Professor’s work described in a prestigious Proceedings of the National Academy of Sciences (USA) publication
When two proteins differ just by one electron, what would be the structural consequence? Recently, a graduate student, Ms. Fange (Katherine) Liu, a graduate student in the Department of Chemistry, College of Arts and Sciences, has provided a remarkable answer. The human nuclear iron protein Pirin is present in all tissues but its biological function was unknown until a new paper in Proceedings of the National Academy of Sciences (USA) describing Ms. Liu’s work. In its resting ferrous (Fe2+) state, Pirin is predictably inactive. Upon stimulation and oxidative stress, however, the oxidized ferric (Fe3+) Pirin changes its structure and binds to the transcriptional factor NF-κB proteins. The resulting protein complex binds and activates specific stress-related genes to initiate anti-oxidative signaling cascades. The ferric Pirin has just one more electron than the ferrous Pirin, yet over 22% of the total 290 amino acids change conformations at one side of the protein and thus Pirin becomes activated in signaling transduction. The function of Pirin is not only illuminated by the dissertation work of Ms. Liu and her fellow colleagues in Dr. Aimin Liu’s laboratory, the regulation mechanism to the primary signal transduction signaling is also revealed, and yet, it is surprisingly simple, elegant, and efficient.

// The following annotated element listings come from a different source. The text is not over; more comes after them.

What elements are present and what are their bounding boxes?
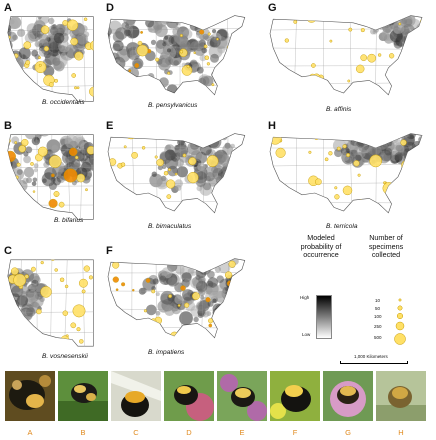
bee-photo-g	[323, 371, 373, 421]
legend: Modeled probability of occurrence Number…	[290, 232, 430, 367]
count-circle	[398, 298, 402, 302]
count-label: 100	[374, 314, 382, 319]
species-label: B. pensylvanicus	[148, 102, 198, 109]
photo-label: F	[292, 428, 298, 437]
panel-letter: G	[268, 2, 277, 14]
photo-label: D	[186, 428, 192, 437]
panel-e: E B. bimaculatus	[104, 120, 256, 232]
gradient-high-label: High	[300, 295, 310, 300]
scale-bar	[340, 361, 408, 364]
map-us	[269, 15, 423, 96]
panel-h: H B. terricola	[266, 120, 434, 232]
map-west	[7, 259, 94, 347]
count-circle	[394, 333, 406, 345]
map-us	[107, 258, 246, 339]
species-label: B. occidentalis	[42, 99, 85, 106]
map-west	[7, 134, 94, 220]
count-circle	[396, 312, 404, 320]
gradient-low-label: Low	[302, 332, 311, 337]
bee-photo-d	[164, 371, 214, 421]
panel-d: D B. pensylvanicus	[104, 2, 256, 114]
photo-label: E	[239, 428, 245, 437]
count-label: 50	[375, 306, 381, 311]
bee-photo-b	[58, 371, 108, 421]
species-label: B. terricola	[326, 223, 358, 230]
panel-letter: B	[4, 120, 12, 132]
panel-letter: A	[4, 2, 12, 14]
panel-letter: D	[106, 2, 114, 14]
photo-label: G	[345, 428, 351, 437]
probability-title: Modeled probability of occurrence	[300, 233, 342, 259]
count-title: Number of specimens collected	[368, 233, 404, 259]
map-west	[7, 16, 94, 102]
panel-g: G B. affinis	[266, 2, 434, 114]
species-label: B. bifarius	[54, 217, 84, 224]
map-us	[107, 133, 246, 214]
panel-f: F B. impatiens	[104, 245, 256, 357]
photo-label: B	[80, 428, 86, 437]
map-us	[269, 133, 423, 214]
bee-photo-f	[270, 371, 320, 421]
panel-letter: C	[4, 245, 12, 257]
probability-gradient-bar	[316, 295, 332, 339]
count-label: 500	[374, 335, 382, 340]
map-us	[107, 15, 246, 96]
panel-b: B B. bifarius	[2, 120, 102, 236]
count-label: 10	[375, 298, 381, 303]
bee-photo-c	[111, 371, 161, 421]
panel-letter: F	[106, 245, 113, 257]
photo-label: C	[133, 428, 139, 437]
bee-photo-h	[376, 371, 426, 421]
panel-letter: H	[268, 120, 276, 132]
species-label: B. vosnesenskii	[42, 353, 88, 360]
species-label: B. impatiens	[148, 349, 185, 356]
count-circle	[395, 321, 405, 331]
panel-c: C B. vosnesenskii	[2, 245, 102, 363]
count-label: 250	[374, 324, 382, 329]
count-circles	[394, 298, 406, 345]
panel-a: A B. occidentalis	[2, 2, 102, 118]
scale-label: 1,000 Kilometers	[354, 354, 388, 359]
bee-photo-a	[5, 371, 55, 421]
count-circle	[397, 305, 403, 311]
species-label: B. bimaculatus	[148, 223, 192, 230]
photo-label: A	[27, 428, 33, 437]
bee-photo-e	[217, 371, 267, 421]
panel-letter: E	[106, 120, 114, 132]
photo-label: H	[398, 428, 404, 437]
species-label: B. affinis	[326, 106, 352, 113]
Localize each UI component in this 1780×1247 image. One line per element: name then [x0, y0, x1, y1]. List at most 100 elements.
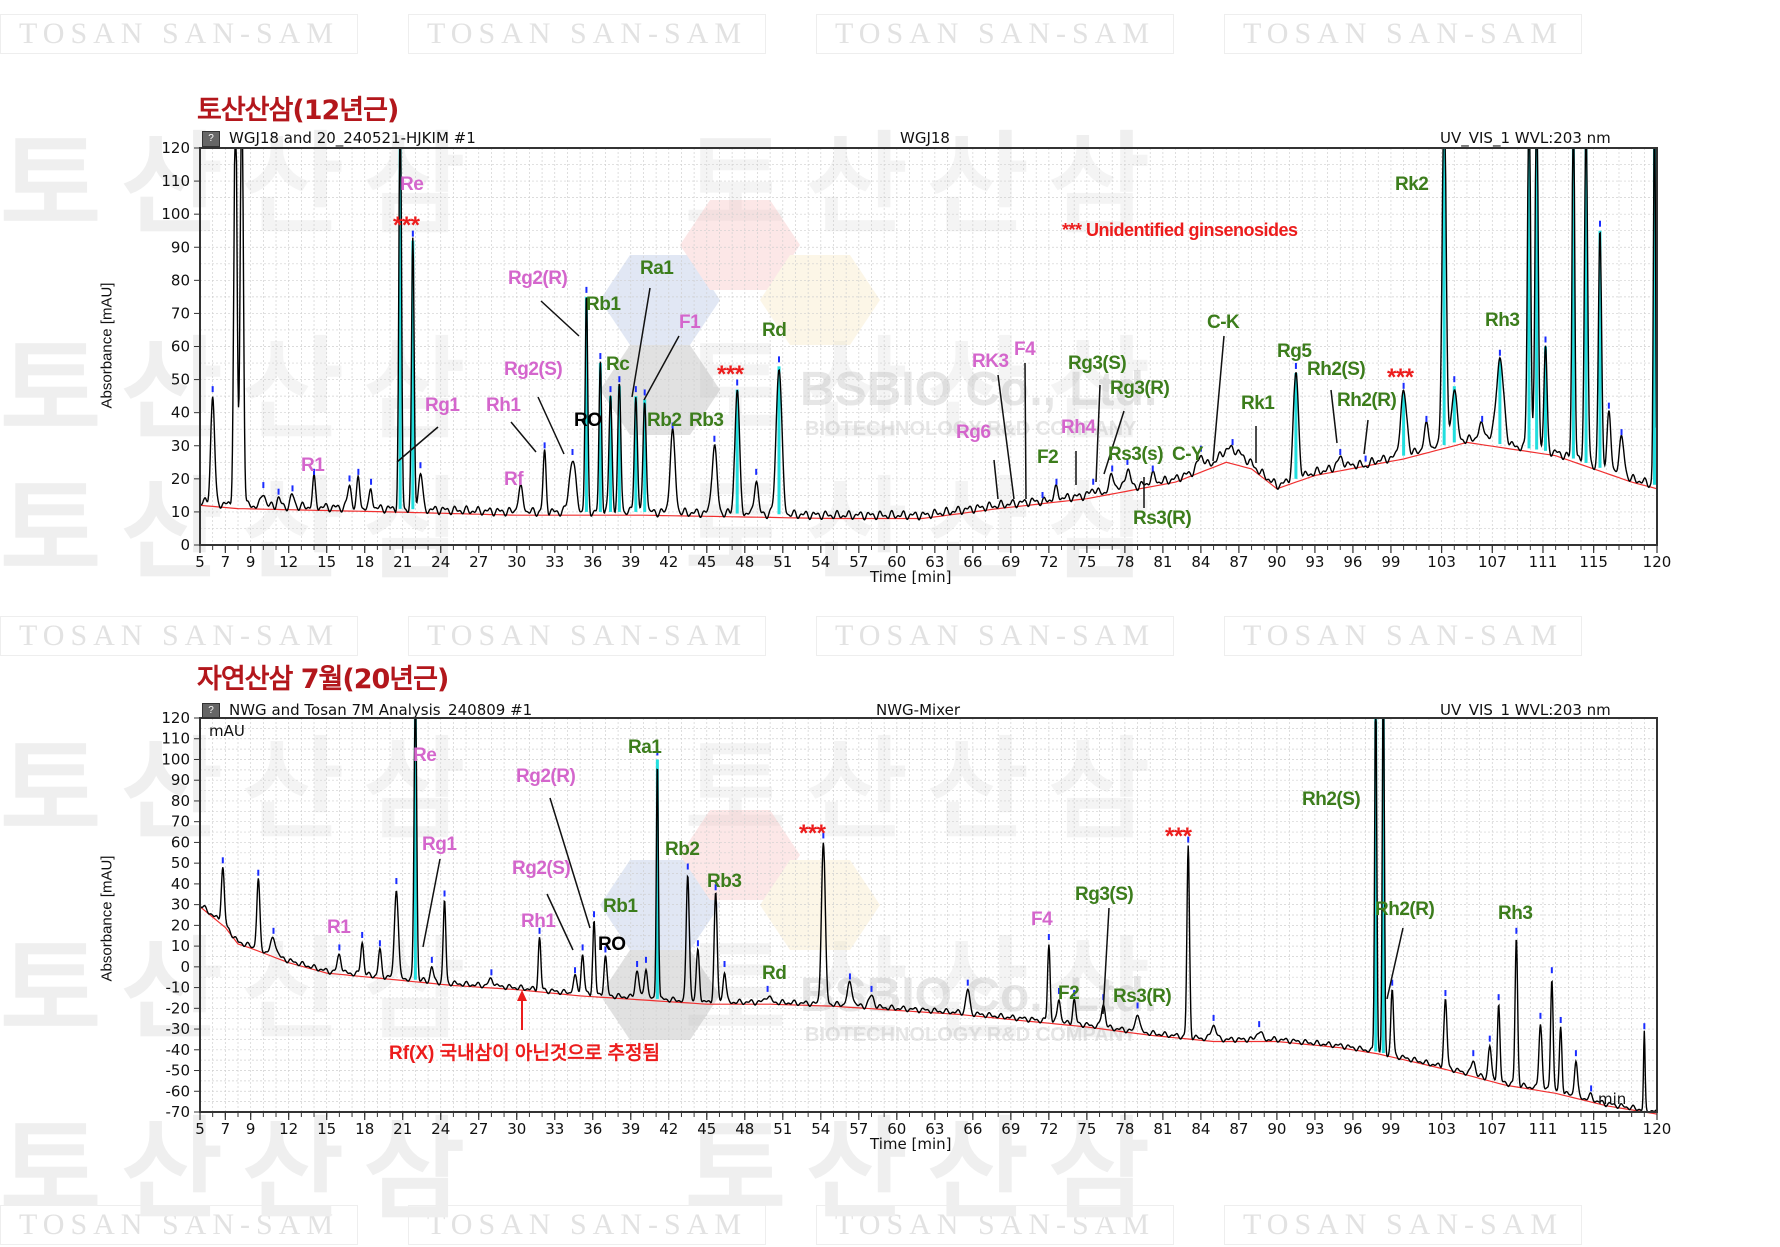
hex-yellow	[760, 860, 880, 950]
peak-label: Rb3	[689, 410, 724, 431]
watermark-text: TOSAN SAN-SAM	[816, 14, 1174, 54]
x-tick-label: 63	[925, 553, 944, 571]
x-tick-label: 87	[1229, 1120, 1248, 1138]
watermark-big-row: 토산산삼 토산산삼	[0, 95, 1780, 255]
x-tick-label: 21	[393, 1120, 412, 1138]
y-unit-label: mAU	[209, 722, 245, 740]
watermark-text: TOSAN SAN-SAM	[408, 616, 766, 656]
x-tick-label: 72	[1039, 553, 1058, 571]
peak-label: Rb1	[586, 294, 621, 315]
y-tick-label: 90	[171, 238, 190, 256]
x-tick-label: 42	[659, 1120, 678, 1138]
peak-label: Rh2(R)	[1375, 899, 1435, 920]
y-tick-label: 20	[171, 916, 190, 934]
sample-id: WGJ18	[900, 129, 950, 147]
y-tick-label: 40	[171, 875, 190, 893]
x-tick-label: 72	[1039, 1120, 1058, 1138]
leader-line	[1386, 927, 1404, 1000]
leader-line	[546, 893, 574, 951]
leader-line	[1363, 419, 1369, 455]
y-tick-label: 0	[180, 536, 190, 554]
x-tick-label: 45	[697, 1120, 716, 1138]
peak-area-fill	[1442, 148, 1446, 446]
watermark-big: 토산산삼	[685, 440, 1170, 600]
x-tick-label: 36	[583, 1120, 602, 1138]
x-tick-label: 24	[431, 1120, 450, 1138]
leader-line	[1102, 907, 1110, 1015]
detector-info: UV_VIS_1 WVL:203 nm	[1440, 701, 1611, 719]
y-tick-label: 0	[180, 958, 190, 976]
peak-area-fill	[643, 399, 647, 512]
x-tick-label: 57	[849, 1120, 868, 1138]
peak-label-unidentified: ***	[393, 212, 420, 239]
sample-name: WGJ18 and 20_240521-HJKIM #1	[229, 129, 476, 147]
peak-label: R1	[327, 917, 351, 938]
leader-line	[510, 421, 537, 453]
y-tick-label: 120	[161, 139, 190, 157]
watermark-text: TOSAN SAN-SAM	[816, 616, 1174, 656]
x-tick-label: 27	[469, 1120, 488, 1138]
y-tick-label: 30	[171, 896, 190, 914]
peak-label: Rs3(s)	[1108, 444, 1164, 465]
hex-blue	[600, 255, 720, 345]
leader-line	[1095, 384, 1101, 483]
y-tick-label: 80	[171, 271, 190, 289]
hex-red	[680, 200, 800, 290]
chromatogram-trace	[199, 147, 1658, 521]
x-axis-label: Time [min]	[870, 568, 952, 586]
peak-label: Ra1	[640, 258, 674, 279]
peak-label: Rc	[606, 354, 630, 375]
x-tick-label: 75	[1077, 1120, 1096, 1138]
peak-label: Rg2(R)	[508, 268, 568, 289]
y-tick-label: 110	[161, 172, 190, 190]
watermark-text: TOSAN SAN-SAM	[0, 1205, 358, 1245]
leader-line	[993, 459, 999, 500]
x-tick-label: 90	[1267, 553, 1286, 571]
x-tick-label: 69	[1001, 1120, 1020, 1138]
x-tick-label: 45	[697, 553, 716, 571]
x-unit-label: min	[1598, 1090, 1627, 1108]
peak-label: Rg2(S)	[504, 359, 563, 380]
plot-frame	[199, 717, 1658, 1113]
peak-label-unidentified: ***	[799, 820, 826, 847]
logo-name: BSBIO Co., Ltd.	[800, 362, 1157, 417]
x-tick-label: 75	[1077, 553, 1096, 571]
x-tick-label: 93	[1305, 1120, 1324, 1138]
leader-line	[1212, 335, 1225, 462]
peak-label: C-Y	[1172, 444, 1204, 465]
watermark-row: TOSAN SAN-SAM TOSAN SAN-SAM TOSAN SAN-SAM T…	[0, 14, 1780, 54]
peak-label: F4	[1031, 909, 1053, 930]
y-tick-label: -40	[166, 1041, 191, 1059]
leader-line	[997, 374, 1015, 500]
x-tick-label: 30	[507, 553, 526, 571]
watermark-text: TOSAN SAN-SAM	[408, 14, 766, 54]
peak-label: Rs3(R)	[1133, 508, 1192, 529]
peak-area-fill	[1498, 359, 1502, 445]
watermark-text: TOSAN SAN-SAM	[0, 616, 358, 656]
hex-yellow	[760, 255, 880, 345]
x-tick-label: 107	[1478, 553, 1507, 571]
y-tick-label: -60	[166, 1082, 191, 1100]
peak-label: Re	[400, 174, 424, 195]
x-tick-label: 57	[849, 553, 868, 571]
peak-label: Rb2	[647, 410, 682, 431]
peak-label: Rg1	[425, 395, 460, 416]
x-tick-label: 12	[279, 1120, 298, 1138]
x-tick-label: 9	[246, 553, 256, 571]
watermark-text: TOSAN SAN-SAM	[408, 1205, 766, 1245]
x-tick-label: 7	[221, 553, 231, 571]
leader-line	[540, 300, 580, 337]
sample-id: NWG-Mixer	[876, 701, 961, 719]
peak-label: Rh2(R)	[1337, 390, 1397, 411]
peak-label: Rb2	[665, 839, 700, 860]
watermark-text: TOSAN SAN-SAM	[1224, 1205, 1582, 1245]
peak-label: Rk2	[1395, 174, 1429, 195]
y-tick-label: 60	[171, 338, 190, 356]
x-tick-label: 51	[773, 553, 792, 571]
peak-area-fill	[655, 759, 659, 999]
peak-label: Rb3	[707, 871, 742, 892]
peak-area-fill	[1527, 148, 1531, 449]
peak-area-fill	[1584, 148, 1588, 463]
x-tick-label: 90	[1267, 1120, 1286, 1138]
peak-label: Rg6	[956, 422, 991, 443]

Ms. Liu is a graduate fellow of the Center for Diagnostics and Therapeutics (CDT). The Liu Lab in the Department of Chemistry and CDT has recently made a few strides in the metalloprotein and free radical research field (http://chemistry.gsu.edu/Liu.php), resulting in three consecutive publications in the National Academy of Sciences’ journal known as PNAS this spring through direct submissions. The story highlighted above is one of them and it has the promise to fuel future breakthroughs in the fields of metalloprotein-based sensors and signal transduction regulations.